Was there a class or professor that was particularly meaningful or influential during your time at the School?
SO many, but one does stand out. Our senior year, final semester, John Blankenchip taught a very special Tennessee Williams intensive class. Theater 495, I believe. Really delving into and dissecting Williams’ life and work. Meanwhile… over in Cinema 495, a few select film school seniors were being taught by a special guest, the director Richard Brooks. Mr. Brooks had adapted for the screen and directed Cat on a Hot Tin Roof and Sweet Bird of Youth. Of course, Blankenchip saw to it that both these classes merged. What an experience! A dozen of us, hand-picked and feeling it, sitting in a room in Taper Hall. We listened more than we spoke — but when we spoke, we did so as actors, as directors and, yes, as academics. We could and did ask anything and everything. The melodrama doesn’t get any better than that.
What (if any) productions did you work on?
All of them, it feels like! My very first production as an innocent freshman was the fall mainstage in Bing, You Never Can Tell by George Bernard Shaw. It was also the first directing project for W. Duncan Ross, who was the brand-new dean, so it was quite the event; reviewed by the Times, front page in Calendar, etc. I was the only freshman and the only BA to be cast so it was all uphill from there.
What was your favorite theatre at SDA? Why?
Without a doubt: Bing. It was the venue of my very first show, so a very seminal experience. Before the costume department moved in, the space below the stage was a vast and lovely Green Room to sit and concentrate and listen for your cue. Apologies for the ego, but sitting there waiting for “places,” you felt like a real pro, like you had ARRIVED.
And trust me the Bing Theatre… it smells the same, so I always get this great Sense Memory thing happening when I visit.
What can students do during their training to prepare themselves for the professional world?
Gather round my wee ‘uns and hear me: you have a Professional Development Center.
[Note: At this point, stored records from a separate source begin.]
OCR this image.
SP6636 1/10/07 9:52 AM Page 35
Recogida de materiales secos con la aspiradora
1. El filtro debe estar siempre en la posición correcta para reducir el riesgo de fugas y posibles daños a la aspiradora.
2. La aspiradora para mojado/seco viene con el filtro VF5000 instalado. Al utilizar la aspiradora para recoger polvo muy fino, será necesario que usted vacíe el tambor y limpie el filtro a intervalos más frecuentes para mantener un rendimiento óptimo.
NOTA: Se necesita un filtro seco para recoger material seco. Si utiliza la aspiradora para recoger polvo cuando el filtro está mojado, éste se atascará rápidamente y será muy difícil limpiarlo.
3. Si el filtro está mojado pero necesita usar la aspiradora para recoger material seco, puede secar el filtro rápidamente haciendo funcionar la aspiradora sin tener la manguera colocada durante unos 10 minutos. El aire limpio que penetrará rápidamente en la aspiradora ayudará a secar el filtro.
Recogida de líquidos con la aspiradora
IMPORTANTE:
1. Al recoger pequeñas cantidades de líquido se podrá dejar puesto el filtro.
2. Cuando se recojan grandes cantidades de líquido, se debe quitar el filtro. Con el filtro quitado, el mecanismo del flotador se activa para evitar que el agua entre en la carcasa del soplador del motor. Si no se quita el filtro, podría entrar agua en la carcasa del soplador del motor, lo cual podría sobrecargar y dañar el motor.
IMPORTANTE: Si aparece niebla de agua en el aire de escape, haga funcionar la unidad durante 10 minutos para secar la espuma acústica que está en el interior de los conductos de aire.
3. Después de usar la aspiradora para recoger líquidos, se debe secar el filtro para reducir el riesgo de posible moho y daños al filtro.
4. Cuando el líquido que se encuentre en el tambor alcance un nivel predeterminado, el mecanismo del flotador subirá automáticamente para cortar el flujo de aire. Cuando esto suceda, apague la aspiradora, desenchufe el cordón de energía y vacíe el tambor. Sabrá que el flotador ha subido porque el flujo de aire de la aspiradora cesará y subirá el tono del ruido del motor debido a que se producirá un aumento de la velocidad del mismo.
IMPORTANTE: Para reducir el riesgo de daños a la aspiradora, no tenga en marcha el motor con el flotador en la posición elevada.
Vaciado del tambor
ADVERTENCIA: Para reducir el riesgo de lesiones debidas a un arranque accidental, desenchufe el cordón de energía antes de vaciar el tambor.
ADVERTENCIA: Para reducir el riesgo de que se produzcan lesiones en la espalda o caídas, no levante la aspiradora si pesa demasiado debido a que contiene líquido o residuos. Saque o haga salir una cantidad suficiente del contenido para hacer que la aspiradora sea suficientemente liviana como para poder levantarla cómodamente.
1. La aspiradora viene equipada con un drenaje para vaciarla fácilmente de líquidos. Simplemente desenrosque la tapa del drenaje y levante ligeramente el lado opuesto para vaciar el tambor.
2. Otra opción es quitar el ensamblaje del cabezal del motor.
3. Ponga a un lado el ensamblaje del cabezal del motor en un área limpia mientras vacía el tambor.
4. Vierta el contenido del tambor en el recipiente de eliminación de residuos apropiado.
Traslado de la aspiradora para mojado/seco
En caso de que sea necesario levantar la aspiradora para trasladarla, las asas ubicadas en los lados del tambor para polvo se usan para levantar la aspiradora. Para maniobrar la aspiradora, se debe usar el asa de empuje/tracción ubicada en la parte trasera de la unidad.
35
A. Professional. Development. Center. What a wonderful resource! PLEASE take every advantage of this, of everything it has to offer and LISTEN.
***Gazing skyward, back of hand to forehead “Ah, if only in our day! What COULD we have become!”***
What lessons from your SDA training have you applied to your professional life?
Seriously, at least once a day I’m acting or playing a role — and I don’t mean on stage. How lucky are we?! In professional and personal life, an actor’s tools are invaluable. Thinking critically, evaluating a process, improvising a situation and being able to shift and shine. And, of course, empathy. How great to be able to work all these muscles! To have that at our fingertips is such a gift.